We sat in a circle looking at each other. It was our daily stand-up and each person on the SCRUM team was updating on the last day’s progress and that day’s planned work. We also were sharing what was blocking us.
And we had a major block.
Let me back up a few days before this. Our team had just released a major update to a core service and our power users were coming to take a look. After logging in with great expectation, their home page was blank.
Urgent help emails started to roll in.
“I know I have something but can’t see it.”
“Where are my contacts?!”
“It’s GONE!!!!”
This was the first very visible product rollout I had been a part of and it felt like a painter displaying their art on a gallery wall. Everything was there to see.
I was incredibly proud of the work the team had done. We’d basically remodeled key parts of a major system in nine weeks, but this little bug was wrecking the whole thing.
I know what you’re thinking. WHY DIDN’T YOU QA BEFORE LAUNCH?
We did.
NO, YOU DIDN’T!
We actually did. But this bug didn’t come up. Seriously. I promise.
When it came time that morning for our lead API developer to update, he was at the end of his debugging options.

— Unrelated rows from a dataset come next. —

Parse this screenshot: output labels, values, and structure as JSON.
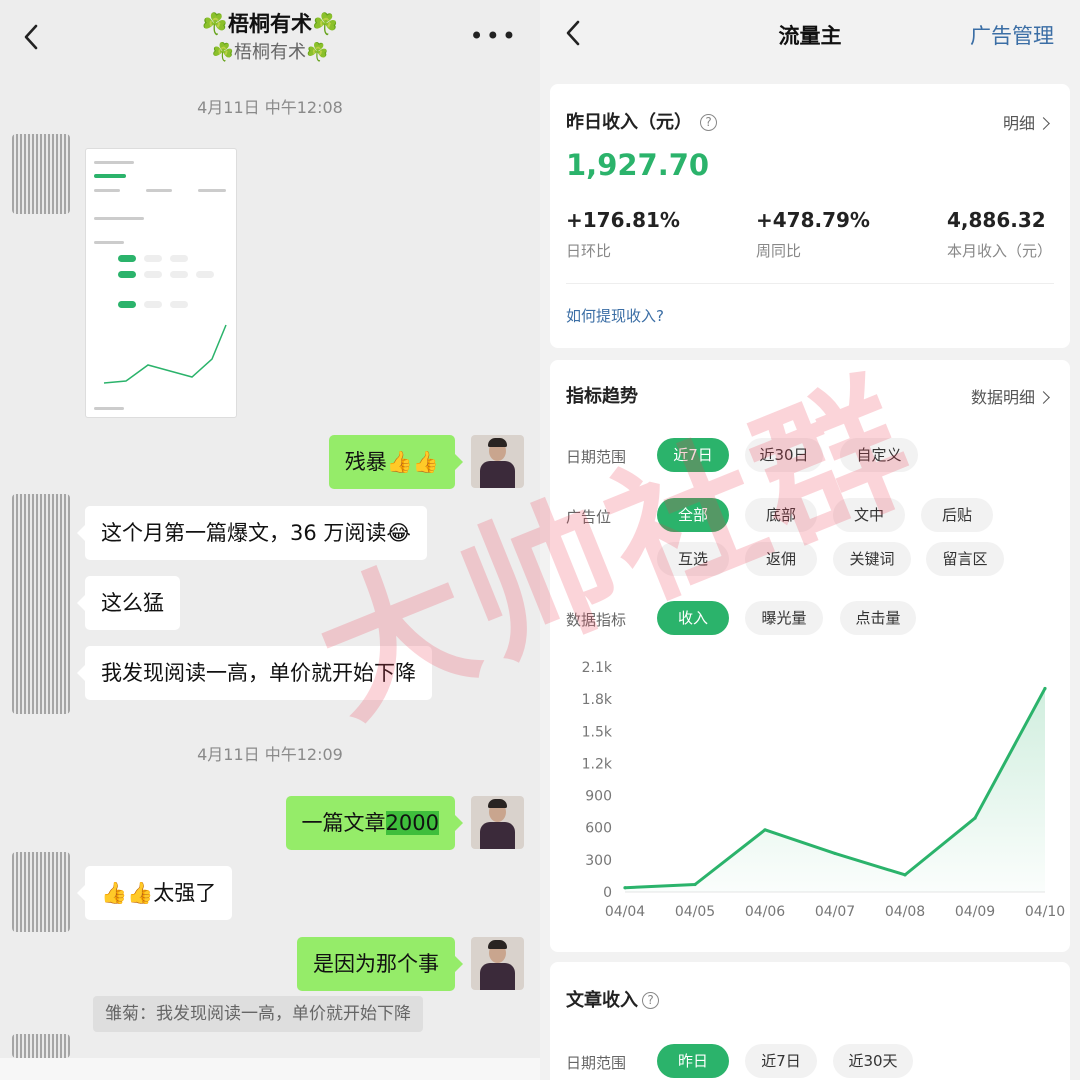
{
  "chat": {
    "title": "☘️梧桐有术☘️",
    "subtitle": "☘️梧桐有术☘️",
    "timestamps": [
      "4月11日 中午12:08",
      "4月11日 中午12:09"
    ],
    "messages": {
      "m1": "残暴👍👍",
      "m2": "这个月第一篇爆文，36 万阅读😂",
      "m3": "这么猛",
      "m4": "我发现阅读一高，单价就开始下降",
      "m5_a": "一篇文章",
      "m5_b": "2000",
      "m6": "👍👍太强了",
      "m7": "是因为那个事"
    },
    "quote": "雏菊：我发现阅读一高，单价就开始下降"
  },
  "dash": {
    "title": "流量主",
    "manage": "广告管理",
    "yesterday": {
      "title": "昨日收入（元）",
      "detail": "明细",
      "value": "1,927.70",
      "stats": [
        {
          "value": "+176.81%",
          "label": "日环比"
        },
        {
          "value": "+478.79%",
          "label": "周同比"
        },
        {
          "value": "4,886.32",
          "label": "本月收入（元）"
        }
      ],
      "howto": "如何提现收入?"
    },
    "trend": {
      "title": "指标趋势",
      "detail": "数据明细",
      "date_label": "日期范围",
      "date_chips": [
        "近7日",
        "近30日",
        "自定义"
      ],
      "ad_label": "广告位",
      "ad_chips_row1": [
        "全部",
        "底部",
        "文中",
        "后贴"
      ],
      "ad_chips_row2": [
        "互选",
        "返佣",
        "关键词",
        "留言区"
      ],
      "metric_label": "数据指标",
      "metric_chips": [
        "收入",
        "曝光量",
        "点击量"
      ]
    },
    "article": {
      "title": "文章收入",
      "date_label": "日期范围",
      "date_chips": [
        "昨日",
        "近7日",
        "近30天"
      ]
    },
    "colors": {
      "accent": "#2bb36b",
      "link": "#3b6ea5"
    }
  },
  "chart_data": {
    "type": "line",
    "categories": [
      "04/04",
      "04/05",
      "04/06",
      "04/07",
      "04/08",
      "04/09",
      "04/10"
    ],
    "values": [
      40,
      70,
      580,
      360,
      160,
      690,
      1900
    ],
    "yticks": [
      "0",
      "300",
      "600",
      "900",
      "1.2k",
      "1.5k",
      "1.8k",
      "2.1k"
    ],
    "ylim": [
      0,
      2100
    ],
    "grid": false,
    "color": "#2bb36b"
  },
  "watermark": "大帅社群"
}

Uh oh.
So we stopped the meeting and started to pray. We’d come to the end of our devices and we needed help.
Do you believe John 15:5? Does it have anything to do with a rascally little bug scurrying around deep in the dark recesses of a piece of technology?
Apart from me you can do nothing. – Jesus
Each of us in the SCRUM team believe it to be true, but not till that moment had we really believed it for this issue.
We asked God to fix it. To help us see what the problem was, and to get it done by the end of that day. After some prayed, we said “Amen” and continued the standup. (Yeah, I know. We were lazy that day and sat down for our stand up.)
At 3:03pm that same afternoon a message flashed across our messaging service.
“Great news! I have identified the cause of the very weird error*!”
In different parts of the building the team erupted. He did it!
No, not the developer. God did it, and we all believed it. It was fun to see the team spontaneously regather, thank God and celebrate. It was a really fun moment to see faith rewarded so clearly.
Truly, apart from Jesus we can do nothing. We can’t even squash a little code bug. But abiding in Jesus, we will bear much fruit (which, I think, includes code that works).
We also threw this GIF in the chat stream too. Boom on that bug!
*Curious what the bug was? It was happening when a user put “www.” at the beginning of the URL. I know, old school, right?! Our developer noticed it as soon as he sat down with one of the users having the error. Cleaned it up in a few minutes. There’s a great topic for another post there – actually sit with users.